PORT-AU-PRINCE (AFP) – Haitians arrived Friday on the first commercial flight into their country since last month's earthquake, desperately hoping to find family members alive and their homes still standing.

"I want to see my wife," said Jean Felix as he waited to board the plane before takeoff in Miami.
"She's living in the street and she's told me by phone that we lost everything... I'm going there with my heart broken."
The American Airlines plane touched down in Port-au-Prince to a warm welcome after leaving from Miami, but many passengers carried a heavy emotional load.
The flight came to a stop at the terminal with 132 passengers onboard. A pilot waved a Haitian flag from the cockpit window.
A band playing Creole music in the terminal greeted their arrival -- a common practice prior to the devastating quake -- but the passengers were bussed to a separate building to pass through immigration and customs controls because of damage to the airport.
Amid the small celebration, travelers were anxious to visit family members who survived and the graves of those who did not. Some wondered about how their own homes had fared in the disaster.
Marie Ange Levasseur, 45, began to cry as she spoke of how her cousin, who died in the quake, used to greet her at the airport when she would visit.
Levasseur now lives in Miami but still has family in Haiti.
"The first destination I want them to take me to is my cousin's grave," she said as she waited in line for immigration. "It's very sad, this trip. I've never had such a sad trip like that."
The capital's airport has been an aid lifeline for the devastated country in the wake of the January 12 earthquake that killed more than 217,000 people and left over a million homeless.
Officials said resuming commercial traffic would inject crucial revenue into Haiti's crippled government.
But for Haitians, it was simply a way of finding out who was still alive.
"I don't have news from my sons nor from my brothers," said Maurice Gernier, before boarding in Miami. "I don't know anything, nothing about anybody... I need to go and see what happened."
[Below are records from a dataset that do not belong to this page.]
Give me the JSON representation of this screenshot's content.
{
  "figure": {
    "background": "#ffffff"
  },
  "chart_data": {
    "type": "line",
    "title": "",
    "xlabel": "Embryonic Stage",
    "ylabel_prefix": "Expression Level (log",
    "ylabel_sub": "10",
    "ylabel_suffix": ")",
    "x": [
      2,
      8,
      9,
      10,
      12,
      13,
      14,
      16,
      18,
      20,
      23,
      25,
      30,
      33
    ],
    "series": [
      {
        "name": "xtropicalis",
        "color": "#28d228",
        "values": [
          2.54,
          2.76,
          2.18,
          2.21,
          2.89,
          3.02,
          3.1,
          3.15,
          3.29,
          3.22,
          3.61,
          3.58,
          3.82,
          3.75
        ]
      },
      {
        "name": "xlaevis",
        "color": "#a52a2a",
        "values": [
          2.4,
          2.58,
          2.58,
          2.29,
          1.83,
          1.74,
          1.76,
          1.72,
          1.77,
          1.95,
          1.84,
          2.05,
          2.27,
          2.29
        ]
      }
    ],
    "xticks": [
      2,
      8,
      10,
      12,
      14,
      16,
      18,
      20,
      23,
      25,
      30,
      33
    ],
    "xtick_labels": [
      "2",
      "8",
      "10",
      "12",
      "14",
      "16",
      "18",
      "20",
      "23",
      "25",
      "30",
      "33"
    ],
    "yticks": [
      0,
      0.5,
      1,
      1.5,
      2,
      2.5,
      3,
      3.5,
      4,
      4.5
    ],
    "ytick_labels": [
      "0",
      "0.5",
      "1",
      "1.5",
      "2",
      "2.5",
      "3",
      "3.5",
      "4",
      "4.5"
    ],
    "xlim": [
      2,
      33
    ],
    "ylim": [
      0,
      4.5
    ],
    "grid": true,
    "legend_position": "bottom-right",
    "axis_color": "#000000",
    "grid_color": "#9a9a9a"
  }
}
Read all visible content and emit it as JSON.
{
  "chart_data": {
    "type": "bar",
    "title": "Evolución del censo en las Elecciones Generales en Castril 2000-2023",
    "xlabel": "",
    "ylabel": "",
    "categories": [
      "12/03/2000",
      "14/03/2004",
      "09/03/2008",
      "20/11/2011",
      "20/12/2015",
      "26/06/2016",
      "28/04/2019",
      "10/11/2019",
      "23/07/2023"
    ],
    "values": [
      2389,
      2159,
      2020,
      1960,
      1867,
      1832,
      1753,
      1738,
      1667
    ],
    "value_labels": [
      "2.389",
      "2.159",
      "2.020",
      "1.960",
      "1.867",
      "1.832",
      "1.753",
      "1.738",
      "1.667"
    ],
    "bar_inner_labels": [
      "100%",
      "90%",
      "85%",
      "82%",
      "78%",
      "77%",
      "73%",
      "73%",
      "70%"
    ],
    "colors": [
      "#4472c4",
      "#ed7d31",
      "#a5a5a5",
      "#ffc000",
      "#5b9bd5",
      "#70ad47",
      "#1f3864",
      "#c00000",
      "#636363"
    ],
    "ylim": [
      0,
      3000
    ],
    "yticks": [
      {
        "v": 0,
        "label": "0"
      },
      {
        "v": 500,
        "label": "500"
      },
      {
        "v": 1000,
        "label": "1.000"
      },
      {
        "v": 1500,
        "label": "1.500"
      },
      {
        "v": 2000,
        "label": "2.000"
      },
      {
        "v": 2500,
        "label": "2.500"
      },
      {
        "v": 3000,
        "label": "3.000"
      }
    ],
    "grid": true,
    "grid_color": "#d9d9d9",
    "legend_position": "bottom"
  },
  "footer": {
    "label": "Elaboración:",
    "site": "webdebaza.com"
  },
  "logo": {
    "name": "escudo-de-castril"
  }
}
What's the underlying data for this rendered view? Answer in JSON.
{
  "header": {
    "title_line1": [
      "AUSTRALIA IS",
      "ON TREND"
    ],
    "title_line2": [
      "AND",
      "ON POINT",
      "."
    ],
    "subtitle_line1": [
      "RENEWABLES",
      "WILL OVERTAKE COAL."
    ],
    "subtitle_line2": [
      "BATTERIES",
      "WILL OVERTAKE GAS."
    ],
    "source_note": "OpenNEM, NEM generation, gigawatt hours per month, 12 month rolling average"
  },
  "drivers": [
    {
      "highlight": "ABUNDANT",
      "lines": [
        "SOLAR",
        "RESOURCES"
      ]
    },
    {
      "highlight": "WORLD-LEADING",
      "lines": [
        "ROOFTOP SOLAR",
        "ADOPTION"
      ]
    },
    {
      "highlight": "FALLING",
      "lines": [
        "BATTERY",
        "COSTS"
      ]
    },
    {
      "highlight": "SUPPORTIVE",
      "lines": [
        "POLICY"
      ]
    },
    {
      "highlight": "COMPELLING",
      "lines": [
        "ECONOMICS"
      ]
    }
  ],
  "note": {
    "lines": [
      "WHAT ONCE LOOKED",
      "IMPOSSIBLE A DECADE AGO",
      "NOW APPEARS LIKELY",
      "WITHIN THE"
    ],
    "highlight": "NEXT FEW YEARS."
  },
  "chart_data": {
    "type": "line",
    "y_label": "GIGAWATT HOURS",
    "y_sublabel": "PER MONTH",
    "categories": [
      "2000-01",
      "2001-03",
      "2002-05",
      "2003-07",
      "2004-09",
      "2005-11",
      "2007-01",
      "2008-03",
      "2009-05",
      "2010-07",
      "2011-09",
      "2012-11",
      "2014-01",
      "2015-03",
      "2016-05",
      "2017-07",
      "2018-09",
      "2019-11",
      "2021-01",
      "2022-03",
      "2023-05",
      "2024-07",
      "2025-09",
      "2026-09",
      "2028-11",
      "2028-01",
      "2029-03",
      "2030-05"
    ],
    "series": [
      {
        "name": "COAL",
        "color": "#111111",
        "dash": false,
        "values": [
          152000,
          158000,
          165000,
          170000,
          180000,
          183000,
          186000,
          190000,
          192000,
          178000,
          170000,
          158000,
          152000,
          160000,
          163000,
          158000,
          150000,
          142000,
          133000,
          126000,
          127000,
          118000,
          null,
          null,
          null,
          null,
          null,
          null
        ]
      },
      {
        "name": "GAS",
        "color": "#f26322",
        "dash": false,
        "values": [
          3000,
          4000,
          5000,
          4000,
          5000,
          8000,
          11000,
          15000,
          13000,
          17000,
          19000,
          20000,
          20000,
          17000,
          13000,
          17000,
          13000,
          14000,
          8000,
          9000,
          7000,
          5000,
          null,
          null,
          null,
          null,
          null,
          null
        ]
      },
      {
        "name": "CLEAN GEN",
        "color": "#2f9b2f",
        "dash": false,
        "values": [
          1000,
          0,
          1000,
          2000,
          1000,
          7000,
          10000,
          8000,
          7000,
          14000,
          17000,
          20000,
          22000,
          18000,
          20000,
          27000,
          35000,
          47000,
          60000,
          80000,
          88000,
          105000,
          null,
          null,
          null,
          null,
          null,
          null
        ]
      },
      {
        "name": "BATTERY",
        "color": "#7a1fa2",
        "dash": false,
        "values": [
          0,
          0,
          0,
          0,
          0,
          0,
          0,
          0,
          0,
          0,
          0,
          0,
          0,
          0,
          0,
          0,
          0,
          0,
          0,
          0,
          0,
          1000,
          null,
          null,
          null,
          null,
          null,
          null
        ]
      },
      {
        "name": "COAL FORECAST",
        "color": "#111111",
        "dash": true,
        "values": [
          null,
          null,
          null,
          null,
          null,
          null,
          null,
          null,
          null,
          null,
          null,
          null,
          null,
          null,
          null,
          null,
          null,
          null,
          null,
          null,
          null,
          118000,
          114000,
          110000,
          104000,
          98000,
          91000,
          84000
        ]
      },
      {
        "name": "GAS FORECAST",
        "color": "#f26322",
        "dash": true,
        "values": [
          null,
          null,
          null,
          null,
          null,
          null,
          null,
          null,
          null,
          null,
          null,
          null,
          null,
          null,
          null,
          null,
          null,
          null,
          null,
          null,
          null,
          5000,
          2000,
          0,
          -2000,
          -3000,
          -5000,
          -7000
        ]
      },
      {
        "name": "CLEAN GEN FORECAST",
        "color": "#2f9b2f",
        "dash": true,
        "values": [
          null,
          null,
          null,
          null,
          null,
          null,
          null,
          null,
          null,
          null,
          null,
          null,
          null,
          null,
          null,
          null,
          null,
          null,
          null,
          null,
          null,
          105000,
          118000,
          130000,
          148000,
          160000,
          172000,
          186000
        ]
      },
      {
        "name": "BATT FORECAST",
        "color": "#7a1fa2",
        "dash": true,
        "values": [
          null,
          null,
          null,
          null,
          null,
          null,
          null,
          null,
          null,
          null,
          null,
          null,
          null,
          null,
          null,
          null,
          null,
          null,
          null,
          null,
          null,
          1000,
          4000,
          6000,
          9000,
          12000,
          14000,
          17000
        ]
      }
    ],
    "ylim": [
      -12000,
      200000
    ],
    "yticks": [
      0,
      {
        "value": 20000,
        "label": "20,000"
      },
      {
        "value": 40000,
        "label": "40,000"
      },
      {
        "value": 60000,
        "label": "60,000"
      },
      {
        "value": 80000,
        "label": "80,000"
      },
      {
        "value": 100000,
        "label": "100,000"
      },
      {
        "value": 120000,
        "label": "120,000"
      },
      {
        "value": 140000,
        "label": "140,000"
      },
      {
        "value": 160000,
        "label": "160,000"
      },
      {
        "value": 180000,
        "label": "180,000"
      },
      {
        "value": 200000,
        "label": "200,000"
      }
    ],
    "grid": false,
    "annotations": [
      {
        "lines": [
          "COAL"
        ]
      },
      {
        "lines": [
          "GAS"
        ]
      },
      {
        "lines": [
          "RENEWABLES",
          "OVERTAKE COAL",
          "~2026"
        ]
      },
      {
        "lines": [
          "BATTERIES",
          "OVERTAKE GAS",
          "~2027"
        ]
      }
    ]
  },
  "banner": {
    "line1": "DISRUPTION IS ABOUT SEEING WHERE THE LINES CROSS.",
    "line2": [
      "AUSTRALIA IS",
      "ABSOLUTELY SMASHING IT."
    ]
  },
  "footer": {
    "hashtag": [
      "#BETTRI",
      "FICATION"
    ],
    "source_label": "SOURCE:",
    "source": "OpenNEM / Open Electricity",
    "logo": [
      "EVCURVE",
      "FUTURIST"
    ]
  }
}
Jean Eddy Porche, 49, who also lives in Miami, arrived in Port-au-Prince with his wife to check on family members and the house he still owns here. He had been told it was damaged and was not sure whether it could be repaired.
Homes belonging to his mother and sister were completely destroyed.
"I have friends who are dead, cousins," said Porche, adding that he felt "completely traumatized" upon arrival.
Outside the Port-au-Prince airport, family members waited under the sun behind yellow caution tape for the passengers to emerge.
Some embraced as they saw each other, while others seemed weary and simply turned and walked down the street together.
Since the earthquake, the country's largest commercial airport has been transformed into a makeshift military base, with over a hundred armed forces and UN flights passing through each day when traffic was at its peak.
Thousands of tonnes of food and medical aid, along with disaster relief personnel have poured into Haiti via the hub, which at times has been overwhelmed, forcing officials to turn away some aircraft.
US embassy spokeswomen Elizabeth Detmeister said the resumption of commercial routes meant that US evacuation flights would now be phased out.
American Airlines will offer two flights a day from Miami and one from nearby Fort Lauderdale. A flight from New York's JFK International Airport will operate four times a week, the airline said.
From March 12, the airline's American Eagle service will launch a new daily route to Haiti from Puerto Rico, and two flights through Santo Domingo and Santiago in the neighboring Dominican Republic.